Tuesday, December 23, 2014

The Marshmallow Test: Mastering Self-Control by Walter Mischel

You’ve heard of the Marshmallow Test. A child is presented with a desirable treat and given a choice – eat one now, or wait a bit and get two later. Versions of this test have been in use for over 50 years. In his book The Marshmallow Test: Mastering Self-Control, Walter Mischel talks about the test and also about its implications for behavior later in life.

The ability to delay gratification, it turns out, is critical for a successful life, and reading this book made me think about my own behavior, goals, and self-control. It’s not a fast read but contains thought-provoking statements like this:

To resist a temptation we have to cool it, distance it from the self, and make it abstract. To take the future into account, we have to heat it, make it imminent and vivid. To plan for the future, it helps to pre-live it at least briefly, to imagine the alternative possible scenarios as if they were unfolding in the present.
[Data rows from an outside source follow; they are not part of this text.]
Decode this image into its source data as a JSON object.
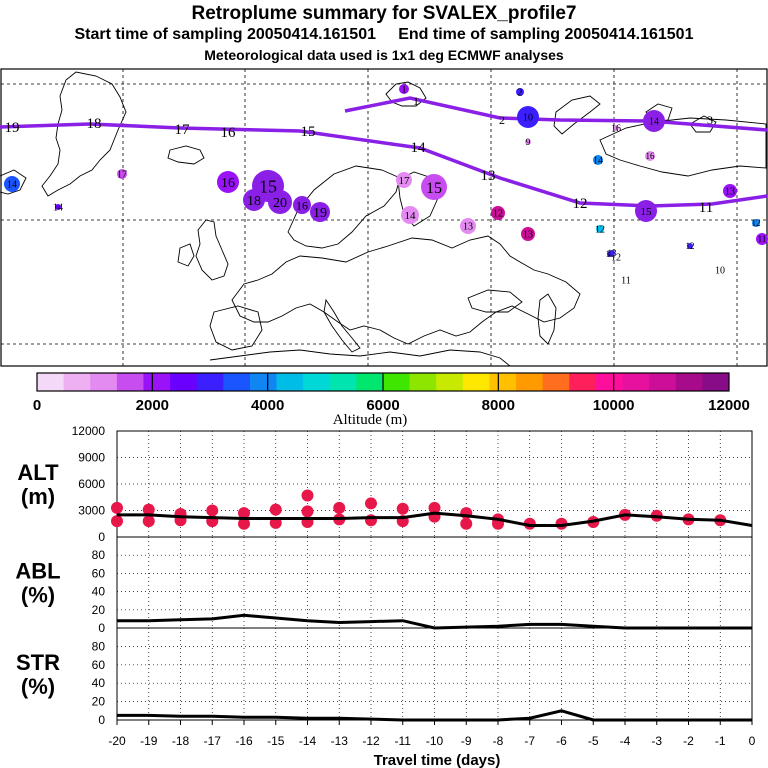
{
  "header": {
    "title": "Retroplume summary for SVALEX_profile7",
    "line2": "Start time of sampling 20050414.161501     End time of sampling 20050414.161501",
    "line3": "Meteorological data used is 1x1 deg ECMWF analyses"
  },
  "colors": {
    "track": "#8a1fe6",
    "line": "#000000",
    "marker": "#e8174a",
    "coast": "#000000",
    "scale": [
      "#f4d9f8",
      "#eeb0f3",
      "#e38bf0",
      "#c84df0",
      "#9a12f8",
      "#6a00ff",
      "#3b1fff",
      "#1a55ff",
      "#0f86f2",
      "#00bde8",
      "#00d8d8",
      "#00e4b0",
      "#00e66e",
      "#3ee600",
      "#8ee600",
      "#c8ea00",
      "#ffe800",
      "#ffc000",
      "#ff9a00",
      "#ff6e1e",
      "#ff1f5a",
      "#ff0e9c",
      "#e8109e",
      "#cc0e98",
      "#a80a8c",
      "#880c88"
    ]
  },
  "map": {
    "track_labels": [
      "19",
      "18",
      "17",
      "16",
      "15",
      "14",
      "13",
      "12",
      "11"
    ],
    "upper_track_labels": [
      "1",
      "2",
      "3"
    ],
    "circle_labels": [
      "17",
      "14",
      "16",
      "15",
      "18",
      "20",
      "16",
      "19",
      "17",
      "15",
      "14",
      "13",
      "12",
      "13",
      "12",
      "12",
      "11",
      "11",
      "10",
      "9",
      "16",
      "14",
      "12",
      "15",
      "13",
      "12",
      "11",
      "14",
      "10",
      "14",
      "1",
      "2",
      "16",
      "13"
    ]
  },
  "colorbar": {
    "ticks": [
      "0",
      "2000",
      "4000",
      "6000",
      "8000",
      "10000",
      "12000"
    ],
    "label": "Altitude (m)"
  },
  "chart_data": [
    {
      "type": "line",
      "panel": "ALT",
      "ylabel_lines": [
        "ALT",
        "(m)"
      ],
      "ylim": [
        0,
        12000
      ],
      "yticks": [
        "12000",
        "9000",
        "6000",
        "3000",
        "0"
      ],
      "x": [
        -20,
        -19,
        -18,
        -17,
        -16,
        -15,
        -14,
        -13,
        -12,
        -11,
        -10,
        -9,
        -8,
        -7,
        -6,
        -5,
        -4,
        -3,
        -2,
        -1,
        0
      ],
      "series": [
        {
          "name": "mean altitude",
          "values": [
            2500,
            2500,
            2300,
            2200,
            2100,
            2100,
            2100,
            2100,
            2200,
            2200,
            2700,
            2400,
            2000,
            1300,
            1300,
            1800,
            2500,
            2300,
            2000,
            1900,
            1300
          ]
        },
        {
          "name": "cluster altitudes",
          "points": [
            [
              -20,
              3300
            ],
            [
              -20,
              1800
            ],
            [
              -19,
              3100
            ],
            [
              -19,
              1800
            ],
            [
              -18,
              2600
            ],
            [
              -18,
              1900
            ],
            [
              -17,
              3000
            ],
            [
              -17,
              1800
            ],
            [
              -16,
              2700
            ],
            [
              -16,
              1500
            ],
            [
              -15,
              3100
            ],
            [
              -15,
              1600
            ],
            [
              -14,
              4700
            ],
            [
              -14,
              2900
            ],
            [
              -14,
              1700
            ],
            [
              -13,
              3300
            ],
            [
              -13,
              2000
            ],
            [
              -12,
              3800
            ],
            [
              -12,
              1900
            ],
            [
              -11,
              3200
            ],
            [
              -11,
              1800
            ],
            [
              -10,
              3300
            ],
            [
              -10,
              2300
            ],
            [
              -9,
              2700
            ],
            [
              -9,
              1500
            ],
            [
              -8,
              2000
            ],
            [
              -8,
              1500
            ],
            [
              -7,
              1500
            ],
            [
              -6,
              1500
            ],
            [
              -5,
              1700
            ],
            [
              -4,
              2500
            ],
            [
              -3,
              2400
            ],
            [
              -2,
              2000
            ],
            [
              -1,
              1900
            ]
          ]
        }
      ]
    },
    {
      "type": "line",
      "panel": "ABL",
      "ylabel_lines": [
        "ABL",
        "(%)"
      ],
      "ylim": [
        0,
        100
      ],
      "yticks": [
        "80",
        "60",
        "40",
        "20",
        "0"
      ],
      "x": [
        -20,
        -19,
        -18,
        -17,
        -16,
        -15,
        -14,
        -13,
        -12,
        -11,
        -10,
        -9,
        -8,
        -7,
        -6,
        -5,
        -4,
        -3,
        -2,
        -1,
        0
      ],
      "series": [
        {
          "name": "ABL fraction",
          "values": [
            8,
            8,
            9,
            10,
            14,
            11,
            8,
            6,
            7,
            8,
            0,
            1,
            2,
            4,
            4,
            2,
            0,
            0,
            0,
            0,
            0
          ]
        }
      ]
    },
    {
      "type": "line",
      "panel": "STR",
      "ylabel_lines": [
        "STR",
        "(%)"
      ],
      "ylim": [
        0,
        100
      ],
      "yticks": [
        "80",
        "60",
        "40",
        "20",
        "0"
      ],
      "x": [
        -20,
        -19,
        -18,
        -17,
        -16,
        -15,
        -14,
        -13,
        -12,
        -11,
        -10,
        -9,
        -8,
        -7,
        -6,
        -5,
        -4,
        -3,
        -2,
        -1,
        0
      ],
      "xlabel": "Travel time (days)",
      "xticks": [
        "-20",
        "-19",
        "-18",
        "-17",
        "-16",
        "-15",
        "-14",
        "-13",
        "-12",
        "-11",
        "-10",
        "-9",
        "-8",
        "-7",
        "-6",
        "-5",
        "-4",
        "-3",
        "-2",
        "-1",
        "0"
      ],
      "series": [
        {
          "name": "stratosphere fraction",
          "values": [
            5,
            5,
            4,
            4,
            3,
            3,
            2,
            2,
            1,
            0,
            0,
            0,
            0,
            2,
            10,
            0,
            0,
            0,
            0,
            0,
            0
          ]
        }
      ]
    }
  ]
}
This allows us to anticipate the consequences of our choices, letting ourselves both feel hot and think cool. And then hope for the best. (p. 108 in the ebook)

And this:

The traditional belief that willpower is an inborn trait that you either have a lot of or you don’t (but cannot do much about it either way) is false. Instead, self-control skills, both cognitive and emotional, can be learned, enhanced, and harnessed so that they become automatically activated when you need them. (p. 171 in the ebook)

I am not a scientist, and some of the text was a little too scientific for me. But there are plenty of fascinating stories about the techniques kids use to resist the treats to balance things out a bit. The text seems very well researched. I wasn’t riveted, but I found The Marshmallow Test well worth reading. I recommend it for fans of Freakonomics, Mindless Eating, Stuff, and Quiet.